The research projects were submitted for peer review and accepted for presentation at the conference, a rare honor for undergraduates. In fact, Parker said most of the conference attendees probably assumed Tarimo and O'Connor were graduate students.

"They were both thoroughly prepared, gave professional presentations and did well answering all questions," Parker said. "It's a major achievement for graduate students to get published at these conferences; people don't expect to see undergraduates."

In addition to presenting, the students had the opportunity to attend plenary talks, technical sessions and tutorials, and to interact in social settings with researchers from around the world.

"There are a lot of interesting technologies being developed," Tarimo said. "My academic and career horizons were just blown away."

The mid-October conference happened to align with the College's fall break, so Parker invited the students and his adult son to go early to explore Alaska.
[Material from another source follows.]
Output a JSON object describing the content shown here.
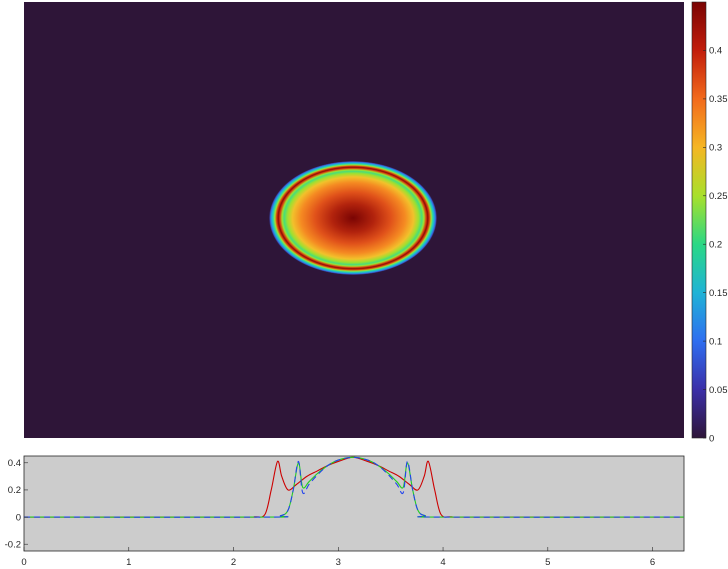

Parker says he tries to make these informal experiences with students part of every conference he attends, in the past taking students to tour castles and stay in the highlands of Scotland, visit historic cities in Japan, explore a wildlife preserve in Australia and scuba dive with giant mantas in Hawaii.

"Going to fish with my professor was like a father-sons adventure," Tarimo said. "I feel so lucky to have developed such a close friendship with Professor Parker in and outside of class."